Using the Fluid Properties module

Implementation

PorousFlow can use any of the UserObjects in the Fluid Properties module that use the pressure-temperature formulation. A fluid is included in the input file by adding the following block

[./FluidProperties]
  [./water]
    type = Water97FluidProperties
  [../]
[../]
(modules/porous_flow/test/tests/fluids/h2o.i)

To calculate fluid properties, a PorousFlowSingleComponentFluid Material can be used by adding

[Materials]
  [./temperature]
    type = PorousFlowTemperature
    at_nodes = false
    temperature = temp
  [../]
  [./ppss]
    type = PorousFlow1PhaseFullySaturated
    at_nodes = false
    porepressure = pp
  [../]
  [./water]
    type = PorousFlowSingleComponentFluid
    at_nodes = false
    temperature_unit = Kelvin
    fp = water
    phase = 0
  [../]
[]
(modules/porous_flow/test/tests/fluids/h2o.i)

Fluid density, viscosity, internal energy and enthalpy are calculated by this material (depending on the options chosen, see PorousFlowSingleComponentFluid for details).

Multiple fluids can be included by simply adding additional fluids to the Modules block and corresponding PorousFlowSingleComponentFluid entries in the Materials block.

Due to this design, it is trivial to change the fluid used by simply swapping out the Fluid Properties UserObjects.

note

The fluid properties UserObjects expect temperature in Kelvin.

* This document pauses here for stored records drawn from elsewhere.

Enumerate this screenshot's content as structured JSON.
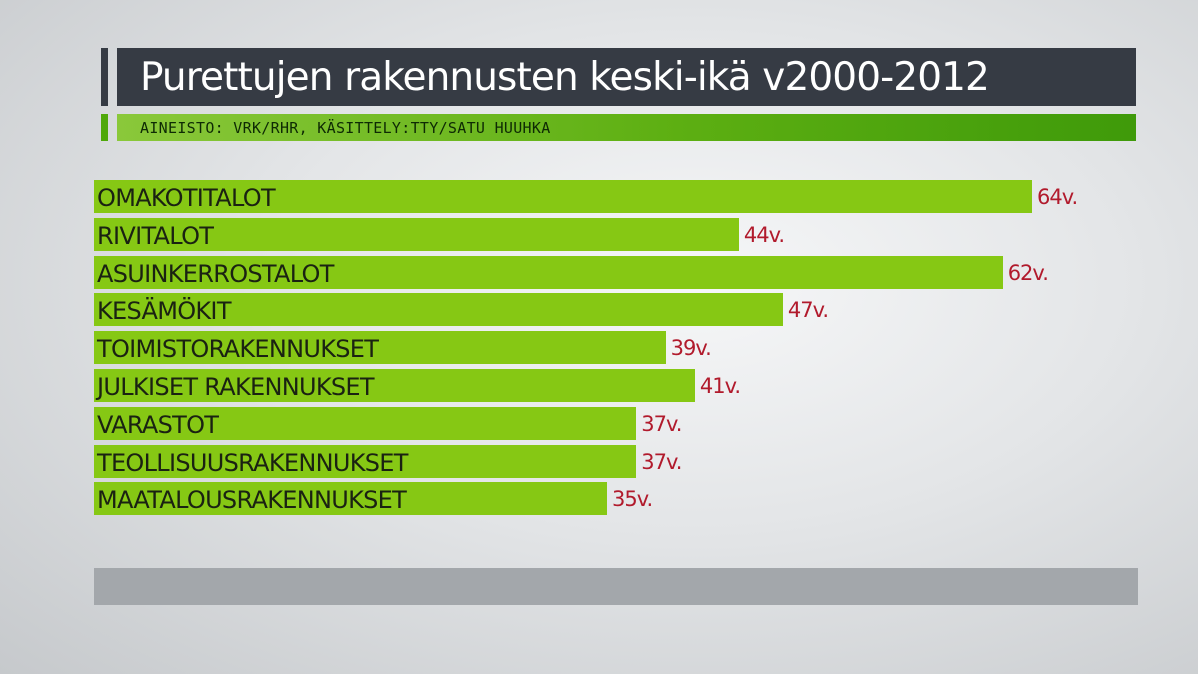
{
  "title": "Purettujen rakennusten keski-ikä v2000-2012",
  "source": "AINEISTO: VRK/RHR, KÄSITTELY:TTY/SATU HUUHKA",
  "colors": {
    "bar": "#86c814",
    "value_text": "#b11a2c",
    "title_background": "#363b44",
    "source_background": "#5daf12"
  },
  "chart_data": {
    "type": "bar",
    "orientation": "horizontal",
    "title": "Purettujen rakennusten keski-ikä v2000-2012",
    "categories": [
      "OMAKOTITALOT",
      "RIVITALOT",
      "ASUINKERROSTALOT",
      "KESÄMÖKIT",
      "TOIMISTORAKENNUKSET",
      "JULKISET RAKENNUKSET",
      "VARASTOT",
      "TEOLLISUUSRAKENNUKSET",
      "MAATALOUSRAKENNUKSET"
    ],
    "values": [
      64,
      44,
      62,
      47,
      39,
      41,
      37,
      37,
      35
    ],
    "value_labels": [
      "64v.",
      "44v.",
      "62v.",
      "47v.",
      "39v.",
      "41v.",
      "37v.",
      "37v.",
      "35v."
    ],
    "xlim": [
      0,
      64
    ],
    "grid": false
  }
}
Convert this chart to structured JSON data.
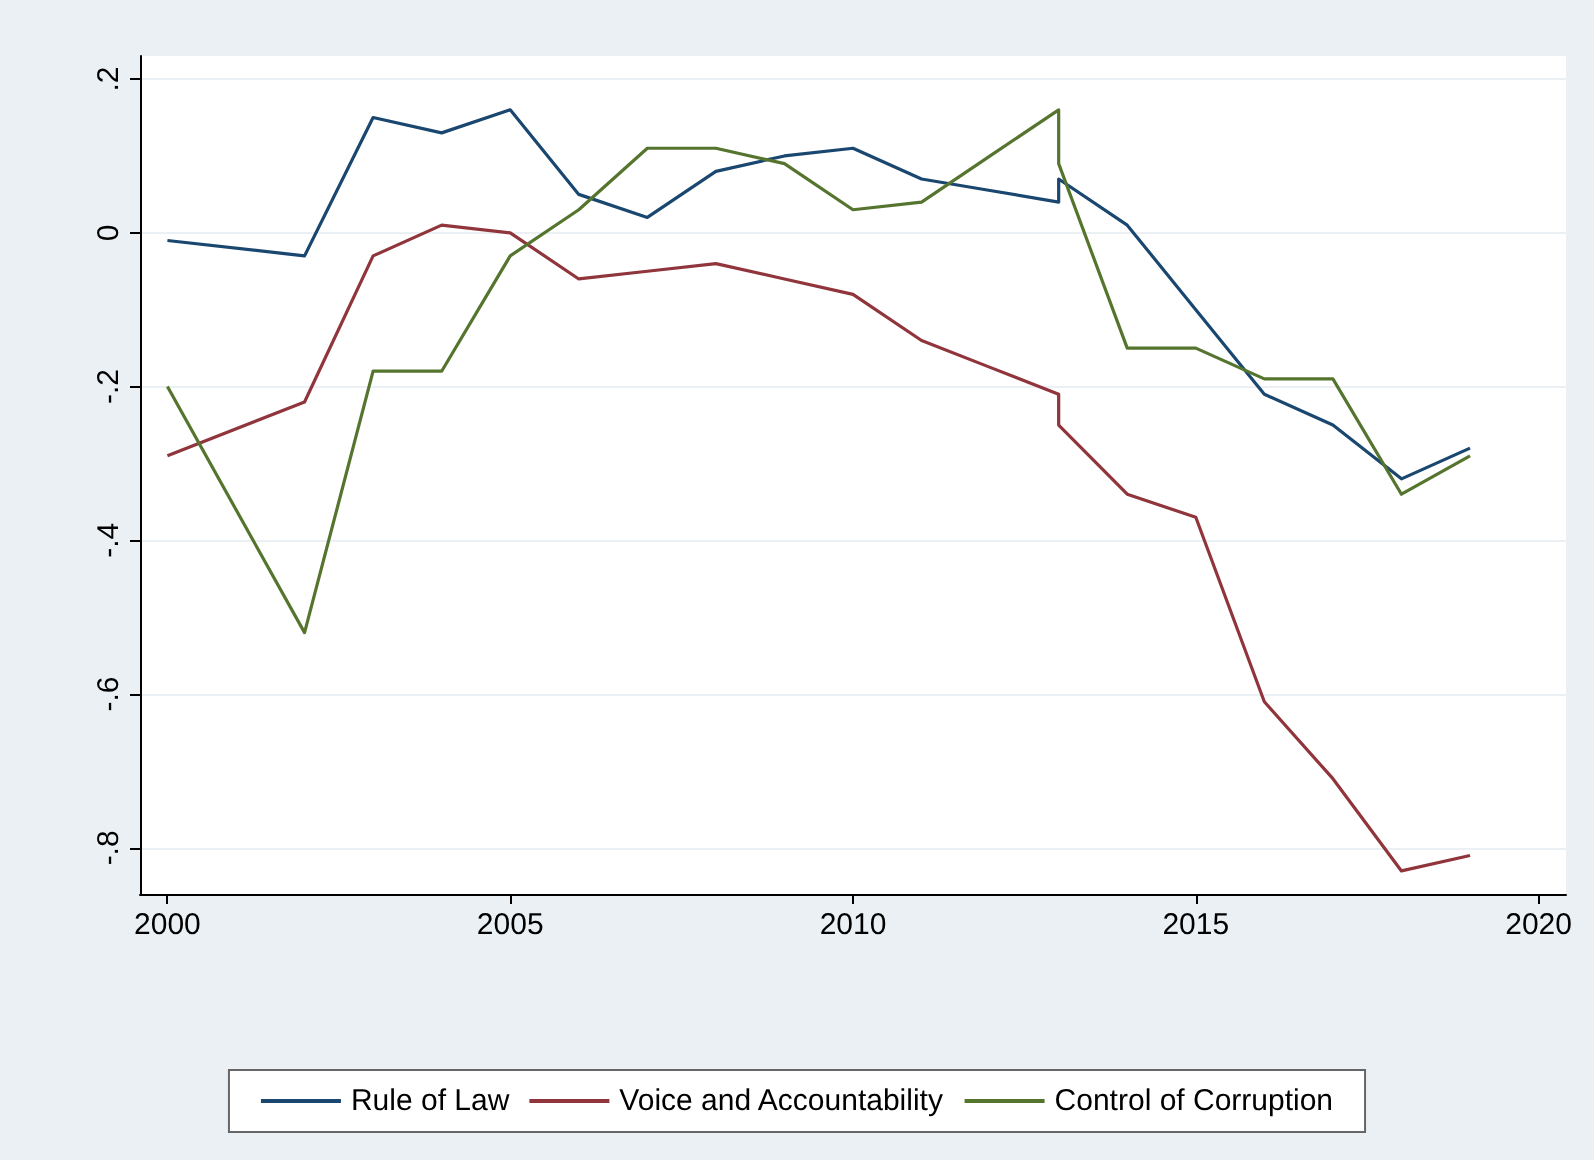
{
  "chart_data": {
    "type": "line",
    "x": [
      2000,
      2002,
      2003,
      2004,
      2005,
      2006,
      2007,
      2008,
      2009,
      2010,
      2011,
      2012,
      2013,
      2013,
      2014,
      2015,
      2016,
      2017,
      2018,
      2019
    ],
    "series": [
      {
        "name": "Rule of Law",
        "color": "#1a476f",
        "values": [
          -0.01,
          -0.03,
          0.15,
          0.13,
          0.16,
          0.05,
          0.02,
          0.08,
          0.1,
          0.11,
          0.07,
          0.055,
          0.04,
          0.07,
          0.01,
          -0.1,
          -0.21,
          -0.25,
          -0.32,
          -0.28
        ]
      },
      {
        "name": "Voice and Accountability",
        "color": "#90353b",
        "values": [
          -0.29,
          -0.22,
          -0.03,
          0.01,
          0.0,
          -0.06,
          -0.05,
          -0.04,
          -0.06,
          -0.08,
          -0.14,
          -0.175,
          -0.21,
          -0.25,
          -0.34,
          -0.37,
          -0.61,
          -0.71,
          -0.83,
          -0.81
        ]
      },
      {
        "name": "Control of Corruption",
        "color": "#55752f",
        "values": [
          -0.2,
          -0.52,
          -0.18,
          -0.18,
          -0.03,
          0.03,
          0.11,
          0.11,
          0.09,
          0.03,
          0.04,
          0.1,
          0.16,
          0.09,
          -0.15,
          -0.15,
          -0.19,
          -0.19,
          -0.34,
          -0.29
        ]
      }
    ],
    "xlim": [
      1999.6,
      2020.4
    ],
    "xticks": [
      2000,
      2005,
      2010,
      2015,
      2020
    ],
    "ylim": [
      -0.86,
      0.23
    ],
    "yticks": [
      {
        "value": -0.8,
        "label": "-.8"
      },
      {
        "value": -0.6,
        "label": "-.6"
      },
      {
        "value": -0.4,
        "label": "-.4"
      },
      {
        "value": -0.2,
        "label": "-.2"
      },
      {
        "value": 0,
        "label": "0"
      },
      {
        "value": 0.2,
        "label": ".2"
      }
    ],
    "grid": "y",
    "legend": "bottom",
    "marker": "none",
    "line_style": "solid"
  }
}
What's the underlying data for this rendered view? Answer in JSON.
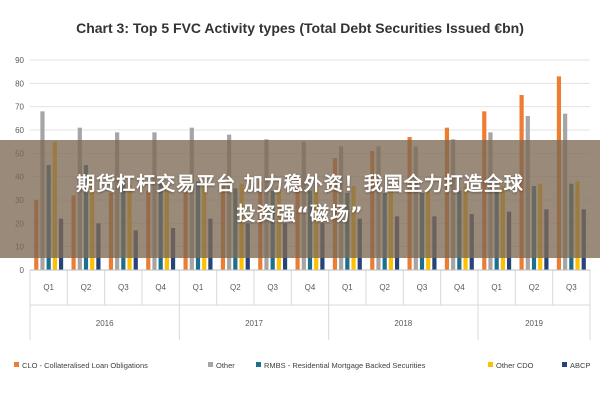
{
  "chart_data": {
    "type": "bar",
    "title": "Chart 3: Top 5 FVC Activity types (Total Debt Securities Issued €bn)",
    "ylim": [
      0,
      90
    ],
    "yticks": [
      0,
      10,
      20,
      30,
      40,
      50,
      60,
      70,
      80,
      90
    ],
    "grid": true,
    "legend_position": "bottom",
    "categories": [
      "Q1",
      "Q2",
      "Q3",
      "Q4",
      "Q1",
      "Q2",
      "Q3",
      "Q4",
      "Q1",
      "Q2",
      "Q3",
      "Q4",
      "Q1",
      "Q2",
      "Q3"
    ],
    "year_groups": [
      {
        "label": "2016",
        "count": 4
      },
      {
        "label": "2017",
        "count": 4
      },
      {
        "label": "2018",
        "count": 4
      },
      {
        "label": "2019",
        "count": 3
      }
    ],
    "series": [
      {
        "name": "CLO - Collateralised Loan Obligations",
        "color": "#ed7d31",
        "values": [
          30,
          32,
          33,
          34,
          35,
          37,
          38,
          40,
          48,
          51,
          57,
          61,
          68,
          75,
          83
        ]
      },
      {
        "name": "Other",
        "color": "#a5a5a5",
        "values": [
          68,
          61,
          59,
          59,
          61,
          58,
          56,
          55,
          53,
          53,
          53,
          56,
          59,
          66,
          67
        ]
      },
      {
        "name": "RMBS - Residential Mortgage Backed Securities",
        "color": "#1f6e8c",
        "values": [
          45,
          45,
          38,
          37,
          38,
          35,
          34,
          34,
          33,
          33,
          33,
          34,
          34,
          36,
          37
        ]
      },
      {
        "name": "Other CDO",
        "color": "#ffc000",
        "values": [
          55,
          40,
          37,
          36,
          37,
          37,
          36,
          36,
          36,
          35,
          35,
          36,
          36,
          37,
          38
        ]
      },
      {
        "name": "ABCP",
        "color": "#264478",
        "values": [
          22,
          20,
          17,
          18,
          22,
          20,
          20,
          20,
          22,
          23,
          23,
          24,
          25,
          26,
          26
        ]
      }
    ]
  },
  "overlay": {
    "line1": "期货杠杆交易平台 加力稳外资！我国全力打造全球",
    "line2": "投资强“磁场”"
  }
}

If the input file uses temperature in Celcius, the temperature_unit option in PorousFlowSingleComponentFluid must be set to Celcius.

Performance

Computing fluid properties such as density and viscosity can be expensive when using detailed fluid equations of state (such as Water97FluidProperties or CO2FluidProperties). In some cases, these computations can be a significant proportion of the overall time taken.

In order to reduce the computational expense of using high-precision fluid formulations, the Fluid Properties module provides a general UserObject that uses bicubic interpolation to calculate fluid properties, see TabulatedFluidProperties for details. Using interpolation to calculate fluid properties can significantly reduce the computational expense (particularly for CO2FluidProperties, where the density is calculated iteratively from pressure and temperature).

In the PorousFlow module, fluid density and viscosity are typically calculated at the same time. To achieve the maximum benefit from TabulatedFluidProperties, users should ensure that both density and viscosity are calculated by interpolation, by either providing them in the supplied properties file, or making sure that both are specified in the interpolated_properties input parameter if no data file exists.